It’s not anti-social, it is pro-social. To stand for the right of people to live freely, for children to get an education and to socialize with their peers, for businesses to serve their communities and provide jobs for people to feed their families.
You are the anti-social one, who would condemn entire populations to house arrest based upon dubious-at-best ideas. In my city, even outdoor gatherings of more than five people were prohibited. It was so absurd as to be almost comical, if the consequences weren’t so tragic.
Are you truly blind to the damage wrought by shutting down the entire world at the flip of a switch? Children are in crisis, inflation skyrocketed, people cannot afford to live, buy homes, start a family, get an education… and you have the nerve to call me anti-social?
And what did it accomplish? Did it actually save lives? I think not, especially when compared to targeted protection and support of vulnerable populations (elderly, immune compromised) rather than a blanket shutdown of the entire country.
Once this issue became a red vs blue thing, everyone collectively turned their brains off. The above commenter is a prime example.
Basic logic here: the things you’re defending only work when the people who make them possible aren’t getting knocked out by uncontrolled spread.
Kids don’t get an education if teachers and staff are sick. Businesses don’t serve communities if workers are out in waves. Families don’t stay afloat if workplaces shut down because too many people are ill.
You can absolutely critique the execution and the results. Plenty of it was messy. But pretending that doing nothing was somehow pro social ignores the obvious: collective safety is what keeps all those freedoms functioning in the first place.
Early on , it was clear the rate of covid complications did not merit the lockdowns. I was an early supporter of lockdowns and an even earlier supporter of ending them. It was a cold... Can we say that now? A relatively moderate flu like cold for the vast majority of people. It did not merit shutting down or slowing global trade
Early on, there wasn't any lockdown, so instead we could see whole villages and regions being in emergency state, with the military handling the logistics of moving coffins around, because there were so many. The lockdowns after 2 years were avoidable, but the first one absolutely wasn't. I'm quite content with my governments actions in the beginning and I'm not alone, the governmental approval during the first lockdown absolutely skyrocketed (>10%).

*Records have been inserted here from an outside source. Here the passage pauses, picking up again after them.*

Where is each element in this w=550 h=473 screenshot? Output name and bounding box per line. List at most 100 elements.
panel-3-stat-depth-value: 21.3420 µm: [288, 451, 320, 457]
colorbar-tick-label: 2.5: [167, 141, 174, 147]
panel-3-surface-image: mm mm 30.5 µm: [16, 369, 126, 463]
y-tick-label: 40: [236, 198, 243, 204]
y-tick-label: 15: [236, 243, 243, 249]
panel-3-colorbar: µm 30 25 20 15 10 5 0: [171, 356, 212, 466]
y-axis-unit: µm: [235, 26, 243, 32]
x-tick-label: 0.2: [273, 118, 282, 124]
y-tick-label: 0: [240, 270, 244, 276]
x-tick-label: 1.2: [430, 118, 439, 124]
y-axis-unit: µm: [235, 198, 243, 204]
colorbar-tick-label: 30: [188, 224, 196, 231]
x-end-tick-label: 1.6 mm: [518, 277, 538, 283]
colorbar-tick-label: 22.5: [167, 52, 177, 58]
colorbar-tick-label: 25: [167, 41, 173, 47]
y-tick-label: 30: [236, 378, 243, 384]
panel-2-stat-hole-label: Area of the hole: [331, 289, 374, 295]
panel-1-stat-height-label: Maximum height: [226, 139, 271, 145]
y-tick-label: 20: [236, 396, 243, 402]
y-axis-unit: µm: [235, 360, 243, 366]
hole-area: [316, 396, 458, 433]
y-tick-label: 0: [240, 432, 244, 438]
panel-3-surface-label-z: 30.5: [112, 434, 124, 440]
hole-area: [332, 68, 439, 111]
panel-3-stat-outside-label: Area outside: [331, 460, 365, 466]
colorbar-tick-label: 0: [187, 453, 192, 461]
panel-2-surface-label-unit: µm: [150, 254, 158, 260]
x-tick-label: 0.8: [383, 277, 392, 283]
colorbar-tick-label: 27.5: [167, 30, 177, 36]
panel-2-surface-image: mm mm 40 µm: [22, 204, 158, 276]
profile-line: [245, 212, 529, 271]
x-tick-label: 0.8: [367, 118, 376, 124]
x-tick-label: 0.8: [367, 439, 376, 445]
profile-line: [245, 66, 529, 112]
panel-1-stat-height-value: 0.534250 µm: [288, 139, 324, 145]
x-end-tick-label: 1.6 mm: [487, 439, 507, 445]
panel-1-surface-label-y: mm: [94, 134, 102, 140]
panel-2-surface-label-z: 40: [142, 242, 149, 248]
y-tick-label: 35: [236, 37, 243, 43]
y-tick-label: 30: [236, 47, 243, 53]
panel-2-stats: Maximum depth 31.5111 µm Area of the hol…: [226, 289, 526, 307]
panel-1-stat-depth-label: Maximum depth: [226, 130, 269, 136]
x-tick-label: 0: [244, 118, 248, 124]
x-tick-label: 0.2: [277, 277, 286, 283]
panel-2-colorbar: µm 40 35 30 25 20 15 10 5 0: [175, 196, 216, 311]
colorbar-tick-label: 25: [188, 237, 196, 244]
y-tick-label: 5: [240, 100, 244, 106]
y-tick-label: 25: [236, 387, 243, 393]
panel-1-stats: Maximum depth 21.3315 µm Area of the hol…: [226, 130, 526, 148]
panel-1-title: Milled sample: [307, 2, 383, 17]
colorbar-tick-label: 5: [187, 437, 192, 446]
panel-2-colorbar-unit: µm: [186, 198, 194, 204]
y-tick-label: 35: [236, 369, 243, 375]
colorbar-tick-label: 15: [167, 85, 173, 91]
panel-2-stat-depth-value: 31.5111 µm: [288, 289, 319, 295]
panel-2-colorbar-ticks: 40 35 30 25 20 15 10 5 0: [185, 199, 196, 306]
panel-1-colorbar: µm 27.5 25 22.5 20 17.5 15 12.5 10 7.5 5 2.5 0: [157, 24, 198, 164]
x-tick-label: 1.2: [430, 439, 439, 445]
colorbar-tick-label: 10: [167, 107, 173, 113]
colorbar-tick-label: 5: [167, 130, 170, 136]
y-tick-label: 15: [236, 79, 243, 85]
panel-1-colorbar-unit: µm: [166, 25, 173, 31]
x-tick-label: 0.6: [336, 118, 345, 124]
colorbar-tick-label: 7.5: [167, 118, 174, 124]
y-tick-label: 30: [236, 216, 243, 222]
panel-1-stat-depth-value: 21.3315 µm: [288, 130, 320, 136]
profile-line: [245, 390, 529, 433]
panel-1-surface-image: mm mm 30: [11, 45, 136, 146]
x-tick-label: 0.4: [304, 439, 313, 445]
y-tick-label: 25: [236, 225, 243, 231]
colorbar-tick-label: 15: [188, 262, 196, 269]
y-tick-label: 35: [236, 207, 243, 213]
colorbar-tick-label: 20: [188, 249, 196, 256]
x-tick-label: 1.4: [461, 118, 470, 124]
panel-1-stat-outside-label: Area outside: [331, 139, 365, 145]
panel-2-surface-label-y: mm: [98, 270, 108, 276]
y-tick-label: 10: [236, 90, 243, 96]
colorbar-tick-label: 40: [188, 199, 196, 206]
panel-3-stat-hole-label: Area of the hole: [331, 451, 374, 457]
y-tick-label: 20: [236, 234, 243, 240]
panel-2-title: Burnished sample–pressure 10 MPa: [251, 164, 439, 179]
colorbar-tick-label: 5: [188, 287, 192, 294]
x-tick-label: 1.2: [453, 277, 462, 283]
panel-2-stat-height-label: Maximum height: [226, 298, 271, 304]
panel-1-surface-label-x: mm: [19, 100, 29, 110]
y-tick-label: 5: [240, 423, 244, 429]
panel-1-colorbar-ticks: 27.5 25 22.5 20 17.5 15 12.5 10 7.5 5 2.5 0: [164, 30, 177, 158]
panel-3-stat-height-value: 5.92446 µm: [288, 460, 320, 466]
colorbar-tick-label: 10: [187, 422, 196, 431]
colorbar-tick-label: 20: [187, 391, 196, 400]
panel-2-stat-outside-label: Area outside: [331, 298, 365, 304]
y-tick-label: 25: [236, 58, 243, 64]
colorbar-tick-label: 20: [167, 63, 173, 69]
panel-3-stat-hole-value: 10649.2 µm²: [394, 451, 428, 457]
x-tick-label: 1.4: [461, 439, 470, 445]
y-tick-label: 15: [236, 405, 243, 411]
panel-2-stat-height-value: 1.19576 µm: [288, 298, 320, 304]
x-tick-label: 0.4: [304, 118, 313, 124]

Being against lockdowns from day 1 wasn’t some principled pro social stance. Day 1 was when we had no vaccines, no immunity, no treatments, and hospitals were already buckling from basic spread. Opposing mitigation at that moment wasn’t foresight, it was ignoring exponential math.
You can absolutely argue the execution was messy and the fallout was real. Lots of people agree with that. But holding up early blanket opposition as if it was the reasonable position is just rewriting the conditions we were actually in. The only reason things look manageable now is because immunity and treatments exist. Day 1 without them didn’t magically support the world staying fully open.
Your comment above was sufficient, nothing here added additional meaningful information, it's not worth your time or the parent's to go down this road. It wasn't believed to be a flu in the beginning and I think the excess death stats bear that out. Once the people tracking it think it's equivalent to the flu, rigid policy makes less sense.
I wish people would just accept that public policy need not align with what's right for them personally based own their health own situation. I can simultaneously understand why a public policy of lockdowns on Day 1 makes sense, while at the same time fight for exceptions to the rules due to my personal situation. Everyone I think is aware that the future is personalised medicine, that we're at the very beginning of that awareness, and that the current state of the art in medicine is very crude from that perspective.
Hell, if we had infinite money we should have just sent anyone 60 plus or in ill health to Florida, Texas, SoCal and Mexico for a 6-months/year vacation and mandated that they try to spend most of their time outdoors.
This isn't about the later stuff. My statement was that being against lockdowns is an anti-social viewpoint and that you were rightly attacked for being against them. Nothing you've written challenges that. In a spherical vacuum of a society with no left right blue or China, no Epstein files, a pathogen has been introduced to your society. You don't know anything about it at all. It could be Ebola, it could be a total nothing buger. What do you do in response? Do you stay open and infect your populace, or do you lock down? It's a huge disruption, to everything and everyone. In the face of the unknown, what do you chose to do?
In the face of not knowing something, do we try and be safe, or do we say YOLO and fuck everyone who's role puts them in harms way?
But you must admit it was a gamble at the time. My mother got Covid early, before lockdowns. She spent a week in the hospital and almost died. She then had a stroke, she can no longer walk. She also got cancer, and now can barely talk. Please don't tell me it was not deadly dangerous to older folks.
If the bird flu comes, and with it a mortality rate of 50%, and there is a vaccine, everybody will be locked down and forced to take the vaccine. It wont matter what anybody's opinions are about the possible harmful effects of lockdowns or vaccines.